After a long time she got up and said, “I’m feeling a bit more rested now, shall we go on?”

Aidan started. “Yes, yes, of course.” Flame smiled inwardly again. He’d been so caught up in the sunlight that he had forgotten she was there. They flew into the brilliant morning light, and all that day the mirror Aidan kept losing himself in the sunlight. Flame would look over at him and find a wondering, dreamy sort of expression on his face. When they stopped for a rest about noon, he chose a spot to sleep in that was out in the open where the sun could shine on him fully. Flame Song kept looking at him and wondering. She wished she could really talk with him, but any of the questions she wanted to ask would give the game away.

She watched him as he watched the sunset with a mixture of fascination and regret. Suddenly she thought of another potential problem. “Aidan, I can’t remember, when was the last time you fed?” She was certain he was used to behaving like the vampires in the stories, going out at night in search of human victims to drain dry, but she wasn’t going to let him do anything of the sort while he was with her.

He looked a bit surprised by the question. “A day or two ago, why?”

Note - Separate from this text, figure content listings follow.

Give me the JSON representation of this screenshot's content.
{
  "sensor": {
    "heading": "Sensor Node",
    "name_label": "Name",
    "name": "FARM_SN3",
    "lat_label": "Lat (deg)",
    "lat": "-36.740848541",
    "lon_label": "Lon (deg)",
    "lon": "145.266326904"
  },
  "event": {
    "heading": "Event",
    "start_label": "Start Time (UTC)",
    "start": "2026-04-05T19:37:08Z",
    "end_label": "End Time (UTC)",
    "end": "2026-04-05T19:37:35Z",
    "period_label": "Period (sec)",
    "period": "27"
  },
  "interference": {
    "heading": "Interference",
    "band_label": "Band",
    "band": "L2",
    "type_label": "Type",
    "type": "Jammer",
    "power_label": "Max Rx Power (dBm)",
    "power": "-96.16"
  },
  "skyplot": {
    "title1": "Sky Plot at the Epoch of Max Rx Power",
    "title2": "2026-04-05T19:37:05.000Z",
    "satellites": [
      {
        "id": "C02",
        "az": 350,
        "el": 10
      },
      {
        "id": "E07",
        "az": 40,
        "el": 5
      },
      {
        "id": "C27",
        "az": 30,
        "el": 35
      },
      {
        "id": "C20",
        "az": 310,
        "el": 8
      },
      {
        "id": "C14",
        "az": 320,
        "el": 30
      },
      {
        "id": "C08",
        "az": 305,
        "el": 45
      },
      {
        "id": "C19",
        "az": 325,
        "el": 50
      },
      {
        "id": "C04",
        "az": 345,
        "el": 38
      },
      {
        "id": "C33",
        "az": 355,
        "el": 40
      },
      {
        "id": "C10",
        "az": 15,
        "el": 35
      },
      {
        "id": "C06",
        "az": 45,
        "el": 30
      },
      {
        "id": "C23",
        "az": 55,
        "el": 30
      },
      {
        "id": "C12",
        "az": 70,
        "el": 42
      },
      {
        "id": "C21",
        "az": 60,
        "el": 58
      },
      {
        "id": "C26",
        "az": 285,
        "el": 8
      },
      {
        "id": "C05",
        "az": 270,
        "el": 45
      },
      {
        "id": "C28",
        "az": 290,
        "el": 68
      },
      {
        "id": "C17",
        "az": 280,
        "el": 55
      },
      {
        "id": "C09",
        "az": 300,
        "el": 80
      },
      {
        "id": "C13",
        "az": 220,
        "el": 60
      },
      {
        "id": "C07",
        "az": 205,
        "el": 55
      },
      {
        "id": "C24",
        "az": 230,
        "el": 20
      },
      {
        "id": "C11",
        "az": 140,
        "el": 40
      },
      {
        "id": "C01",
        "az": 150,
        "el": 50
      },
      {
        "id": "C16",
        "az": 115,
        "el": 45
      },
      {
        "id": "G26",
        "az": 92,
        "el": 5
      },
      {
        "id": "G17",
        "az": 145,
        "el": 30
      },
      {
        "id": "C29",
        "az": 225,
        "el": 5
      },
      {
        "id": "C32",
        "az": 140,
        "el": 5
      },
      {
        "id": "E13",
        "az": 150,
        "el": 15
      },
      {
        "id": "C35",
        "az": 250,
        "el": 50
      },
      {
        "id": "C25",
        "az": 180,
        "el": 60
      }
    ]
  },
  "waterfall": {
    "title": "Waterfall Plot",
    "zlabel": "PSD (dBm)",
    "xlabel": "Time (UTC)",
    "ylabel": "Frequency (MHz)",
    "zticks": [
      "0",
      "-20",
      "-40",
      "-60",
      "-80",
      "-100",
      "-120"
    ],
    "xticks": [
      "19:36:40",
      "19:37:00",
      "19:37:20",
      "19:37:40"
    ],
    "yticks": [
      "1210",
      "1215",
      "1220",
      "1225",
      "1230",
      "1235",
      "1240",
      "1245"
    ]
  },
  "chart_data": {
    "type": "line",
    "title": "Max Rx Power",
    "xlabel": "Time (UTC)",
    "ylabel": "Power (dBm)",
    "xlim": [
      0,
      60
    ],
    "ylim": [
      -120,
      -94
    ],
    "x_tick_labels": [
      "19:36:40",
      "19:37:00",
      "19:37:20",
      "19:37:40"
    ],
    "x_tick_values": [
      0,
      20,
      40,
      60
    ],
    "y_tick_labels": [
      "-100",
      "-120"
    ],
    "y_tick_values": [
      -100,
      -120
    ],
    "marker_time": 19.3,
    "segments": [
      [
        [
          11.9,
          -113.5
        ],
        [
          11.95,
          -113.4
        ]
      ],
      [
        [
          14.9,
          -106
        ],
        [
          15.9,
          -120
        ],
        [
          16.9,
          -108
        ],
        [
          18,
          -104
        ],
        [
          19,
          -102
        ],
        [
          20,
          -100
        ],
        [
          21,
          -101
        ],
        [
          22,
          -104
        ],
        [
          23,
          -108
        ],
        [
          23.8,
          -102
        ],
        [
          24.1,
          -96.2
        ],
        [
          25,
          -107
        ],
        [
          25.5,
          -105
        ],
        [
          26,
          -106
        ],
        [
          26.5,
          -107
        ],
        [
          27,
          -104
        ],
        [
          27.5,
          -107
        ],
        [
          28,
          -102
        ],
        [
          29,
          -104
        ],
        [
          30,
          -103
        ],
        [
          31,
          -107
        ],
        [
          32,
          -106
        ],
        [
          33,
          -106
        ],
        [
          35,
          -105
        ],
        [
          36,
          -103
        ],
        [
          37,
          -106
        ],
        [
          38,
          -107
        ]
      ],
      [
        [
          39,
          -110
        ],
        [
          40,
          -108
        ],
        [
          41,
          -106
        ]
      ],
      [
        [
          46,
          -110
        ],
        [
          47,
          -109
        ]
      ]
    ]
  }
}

“Oh, I was going hunting and I wondered if I should try and catch you anything.”

“Uh, sure, go ahead.”

“All right. You can hang around here for a bit while I go see what I can find.” She shifted back from aerian to firecat form and padded off into the deepening gloom. She put her worries out of her mind for a while and just enjoyed the hunt. She spent a lot of time looking human, but inside she was still the wild predator she’d always been. Nose to the ground she took in the rich, varied scents of the forest. She found the spoor of a rabbit that had passed not long ago and followed it. She reveled in the rush of air over her fur as she ran through the woods. And when she caught the first rabbit she savored the flavor of its blood pouring down her throat. She pulled it to pieces and ate it on the spot. Then she set out on a second, more difficult hunt. She needed to catch something alive.

It was over an hour later when she trotted back into the clearing where she’d left the mirror Aidan. He was still there, and he looked up warily as she emerged from the bushes. A live rabbit, struggling in terror, dangled from her jaws. Wordlessly, she offered it to him. There was an odd expression on his face, something she couldn’t quite pin down, as he took the terrified bunny from her. There was something almost like gratitude and even tenderness in it. But then he lifted the rabbit to his lips and began to feed with none of the reticence or desire to spare her feelings that her husband had always shown, and she dismissed her thoughts. He was a monster, after all. A cold-blooded killer. She turned away until he was finished. “Come on,” she said, “We need to get moving.”